Supporting TCU virtually was quite interesting as it was my first experience with virtual health care, which comes with its own set of challenges. This involved assessing patients via phone, as well as learning to trust the nurses and staff at TCU to be my hands and feet. The joy I saw on my patients’ faces when we connected online was definitely worth the effort. Families were also worried and concerned about their loved ones whom they couldn’t visit, so I was often the bridge between families and their loved ones, to provide up to date information and to allay fears. The Patient Experience department at LHSC facilitated communication between inpatients and their families by providing access to iPads. This made such a huge impact on patients in isolation.

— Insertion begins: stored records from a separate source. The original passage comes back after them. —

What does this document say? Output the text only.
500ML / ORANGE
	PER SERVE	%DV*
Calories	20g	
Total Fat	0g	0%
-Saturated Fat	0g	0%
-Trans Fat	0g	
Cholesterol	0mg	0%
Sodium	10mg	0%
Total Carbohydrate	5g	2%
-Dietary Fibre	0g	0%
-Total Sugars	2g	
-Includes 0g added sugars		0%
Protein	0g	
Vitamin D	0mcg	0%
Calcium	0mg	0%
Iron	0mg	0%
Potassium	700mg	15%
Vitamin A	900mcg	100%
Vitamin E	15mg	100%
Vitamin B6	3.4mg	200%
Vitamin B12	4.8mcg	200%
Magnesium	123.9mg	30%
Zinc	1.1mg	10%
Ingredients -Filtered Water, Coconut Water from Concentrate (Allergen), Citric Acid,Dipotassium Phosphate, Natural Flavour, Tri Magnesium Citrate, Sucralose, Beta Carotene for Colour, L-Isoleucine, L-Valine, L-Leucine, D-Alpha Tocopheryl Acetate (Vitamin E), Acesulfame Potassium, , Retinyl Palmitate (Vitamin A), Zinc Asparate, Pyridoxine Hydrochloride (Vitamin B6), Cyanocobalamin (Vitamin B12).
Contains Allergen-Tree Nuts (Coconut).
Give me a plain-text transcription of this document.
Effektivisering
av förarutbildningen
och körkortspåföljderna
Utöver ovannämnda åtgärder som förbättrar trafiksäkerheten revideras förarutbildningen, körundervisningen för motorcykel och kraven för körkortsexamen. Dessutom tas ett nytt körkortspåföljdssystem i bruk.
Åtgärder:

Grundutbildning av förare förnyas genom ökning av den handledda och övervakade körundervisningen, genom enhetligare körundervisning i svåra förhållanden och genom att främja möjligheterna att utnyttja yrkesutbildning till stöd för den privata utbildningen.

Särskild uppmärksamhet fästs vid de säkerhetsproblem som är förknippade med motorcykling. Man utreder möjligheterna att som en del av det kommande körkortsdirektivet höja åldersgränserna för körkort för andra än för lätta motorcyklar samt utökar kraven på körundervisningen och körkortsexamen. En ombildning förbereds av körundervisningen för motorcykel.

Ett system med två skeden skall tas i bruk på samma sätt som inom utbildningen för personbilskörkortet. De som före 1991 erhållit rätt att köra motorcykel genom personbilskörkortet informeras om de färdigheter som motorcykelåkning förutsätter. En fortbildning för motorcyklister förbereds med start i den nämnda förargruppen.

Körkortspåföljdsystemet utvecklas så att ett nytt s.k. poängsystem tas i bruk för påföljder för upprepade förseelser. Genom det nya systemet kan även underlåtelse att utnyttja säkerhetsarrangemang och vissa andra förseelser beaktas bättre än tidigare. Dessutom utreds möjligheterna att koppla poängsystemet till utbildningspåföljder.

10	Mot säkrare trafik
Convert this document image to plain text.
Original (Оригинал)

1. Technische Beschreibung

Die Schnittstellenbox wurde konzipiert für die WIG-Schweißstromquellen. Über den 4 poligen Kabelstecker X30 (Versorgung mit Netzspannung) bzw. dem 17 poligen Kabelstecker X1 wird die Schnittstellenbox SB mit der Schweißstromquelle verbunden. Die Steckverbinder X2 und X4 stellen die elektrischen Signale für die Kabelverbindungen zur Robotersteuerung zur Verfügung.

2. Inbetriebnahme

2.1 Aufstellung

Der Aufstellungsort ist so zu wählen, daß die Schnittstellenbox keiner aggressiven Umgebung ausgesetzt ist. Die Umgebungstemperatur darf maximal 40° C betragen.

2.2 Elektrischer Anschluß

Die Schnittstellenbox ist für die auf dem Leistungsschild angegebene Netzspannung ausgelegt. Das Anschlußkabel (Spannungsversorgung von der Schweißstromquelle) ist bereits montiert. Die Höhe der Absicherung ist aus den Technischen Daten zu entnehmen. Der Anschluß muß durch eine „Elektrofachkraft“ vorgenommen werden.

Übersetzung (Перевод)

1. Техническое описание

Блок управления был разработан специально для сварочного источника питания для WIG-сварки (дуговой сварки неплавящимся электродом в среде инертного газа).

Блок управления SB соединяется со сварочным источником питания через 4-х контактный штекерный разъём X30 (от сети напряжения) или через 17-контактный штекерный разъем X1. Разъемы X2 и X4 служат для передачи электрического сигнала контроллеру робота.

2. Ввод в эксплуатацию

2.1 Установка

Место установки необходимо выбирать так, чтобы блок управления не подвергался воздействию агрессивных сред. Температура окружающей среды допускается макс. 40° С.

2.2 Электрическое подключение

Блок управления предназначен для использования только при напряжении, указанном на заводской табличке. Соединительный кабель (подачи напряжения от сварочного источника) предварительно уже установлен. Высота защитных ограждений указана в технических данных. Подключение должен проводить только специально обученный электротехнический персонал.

I often came in to work with mixed feelings; there was a small fear of contracting the virus but there was also a sense of fulfilment that I was making a difference by being there for my patients. There were a lot of unknowns about this virus that we were all encountering for the first time. I was, however, thankful that LHSC ensured the availability of PPE for its employees. My team members cooperated and supported one another to make it through each day safely.

I feared bringing COVID-19 home to my family. I had a talk with my kids explaining to them how they could not hug me when I came through the doors after work. This was hard and strange, but necessary. I literally isolated myself from my family for weeks. The early days were mentally exhausting. Another struggle for me was not being able to assist my kids much with their online schooling. My kids had to literally homeschool themselves during this time as my partner and I both had to go to work at the hospital.

Overall, I will say I am glad that the pandemic has eased off and I am happy to not have had a COVID-19 positive patient on my team for awhile. We hope things continue to get better as we respect the rules and regulations put in place by our organization and the government.